Heidelberg. Nach den antisemitisch motivierte Angriff mehrerer Burschenschafter auf ein Mitglied der „Alten Leipziger Landsmannschaft Afrania“ im Haus der Normannia am Abend vom 28. auf 29. August 2020 (wir berichteten) erhebt nun die Antifaschistische Initiative Heidelberg (AIHD/iL) Vorwürfe gegen die Sicherheitsbehörden. Es seien „gefährliche Seilschaften geschaffen“ worden, „die bislang von den Sicherheitsbehörden wissentlich ignoriert wurden“, erklärte die AIHD/iL am Mittwoch, 9. September. Zwischenzeitlich hat sich auch die Staatsanwaltschaft Heidelberg und das Polizeipräsidiums Mannheim zu Wort gemeldet.
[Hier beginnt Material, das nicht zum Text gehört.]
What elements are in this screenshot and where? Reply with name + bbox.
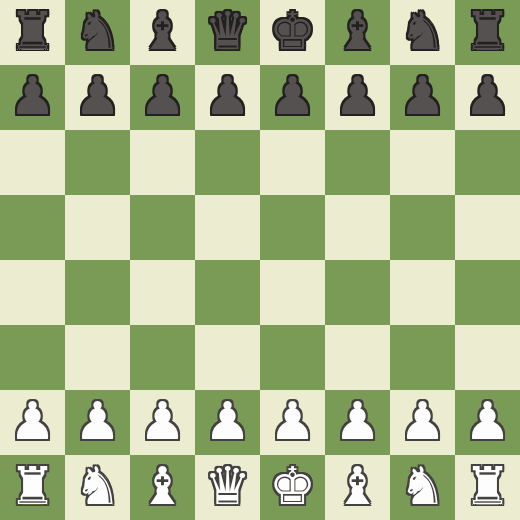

In ihrer Pressemitteilung vom 8. September behauptet die Burschenschaft Normannia zu Heidelberg: „Wir dulden keinen Antisemitismus in unseren Reihen.“ Aber Antisemitismus ist nach Aussage der AIHD/iL nichts, was der Burschenschaft Normannia neu oder fremd wäre. Ihre Reihen seien schon immer antisemitisch. Der aktuelle Vorfall sei also keine Ausnahme, sondern Antisemitismus sei seit ihrer Gründung 1890 ein sinnstiftendes Moment.
Clara Grube, Sprecherin der AIHD/iL: „Eine Distanzierung der ‚Alten Herren‘ von der Nazivergangenheit hat in der Normannia nie stattgefunden. Dass Antisemitismus in ihren Reihen nicht gestattet sein soll, ist eine reine Schutzbehauptung.“
Die Behörden sollen gefährliche Seilschaften wissentlich ignoriert haben
Dagegen würden auch die zahlreichen Kontakte und Schnittstellen der Burschenschaft ins extrem rechte Lager sprechen. „Neben der Nähe zu Organisationen wie der ‚Jungen Landsmannschaft Ostdeutschland‘ oder dem ‚Institut für Staatspolitik‘ um Götz Kubitschek, zu Parteien wie der NPD oder der AfD sowie zur neonazistischen Kameradschaftsszene oder zur ‚Identitären Bewegung‘ dockt die Normannia immer wieder auch am rechten Rand der CDU an. Einige Normannen sind oder waren CDU-Mitglieder. Hier werden gefährliche Seilschaften geschaffen, die bislang von den Sicherheitsbehörden wissentlich ignoriert wurden“, so Grube abschließend.
Behörden melden sich zu Wort
In einer gemeinsamen Presseerklärung der Staatsanwaltschaft Heidelberg und des Polizeipräsidiums Mannheim vom Dienstag, 8. September, führen diese Behörden aus, die Staatsanwaltschaft führe aktuell ein Ermittlungsverfahren gegen insgesamt acht Personen, darunter eine Frau, die im Verdacht stehen, einen 25-jährigen Mann körperlich misshandelt und antisemitisch beleidigt zu haben.
Und weiter: „Dem aktuellen Ermittlungsstand zufolge besuchte der Geschädigte am Samstagmorgen des 29.08.2020 gegen 01:00 Uhr eine Verbindungsfeier der Heidelberger Burschenschaft Normannia. Hierbei soll der Geschädigte antisemitisch beleidigt, mit Münzen beworfen und mit Gürteln auf die Beine sowie gegen den Rücken geschlagen worden sein.“
Bei Hausdurchsuchung umfassendes Beweismaterial sichergestellt
„Die Ermittlungen wurden unmittelbar nach Erstattung der Strafanzeige durch den Geschädigten am 29.08.2020 durch die Kriminalinspektion 6 – Staatsschutz – der Kriminalpolizeidirektion Heidelberg unter Beteiligung der Kriminaltechnik und der forensischen IT aufgenommen. Im Zuge der Vollstreckung eines am 02.09.2020 durch die Staatsanwaltschaft Heidelberg beantragten und durch das Amtsgericht Heidelberg erlassenen Durchsuchungsbeschlusses konnte umfassendes Beweismaterial aufgefunden und sichergestellt werden.“
Vorfälle als „gängiges Ritual“ bezeichnet
„Insgesamt wurden bislang 27 Teilnehmer an der Feierlichkeit ermittelt, von denen acht Personen beschuldigt werden, an den Straftaten beteiligt gewesen zu sein. Die Ermittlungen werden teilweise länderübergreifend geführt, u.a. im Saarland und in Nordrhein-Westfahlen.
Es zeichnet sich ab, dass es sich bei dem Schlagen mit den Gürteln, der sogenannten „Gürtelung“, um ein gängiges Ritual der tatverdächtigen Personen handeln soll“, heißt es in der Pressemitteilung der beiden Behörden.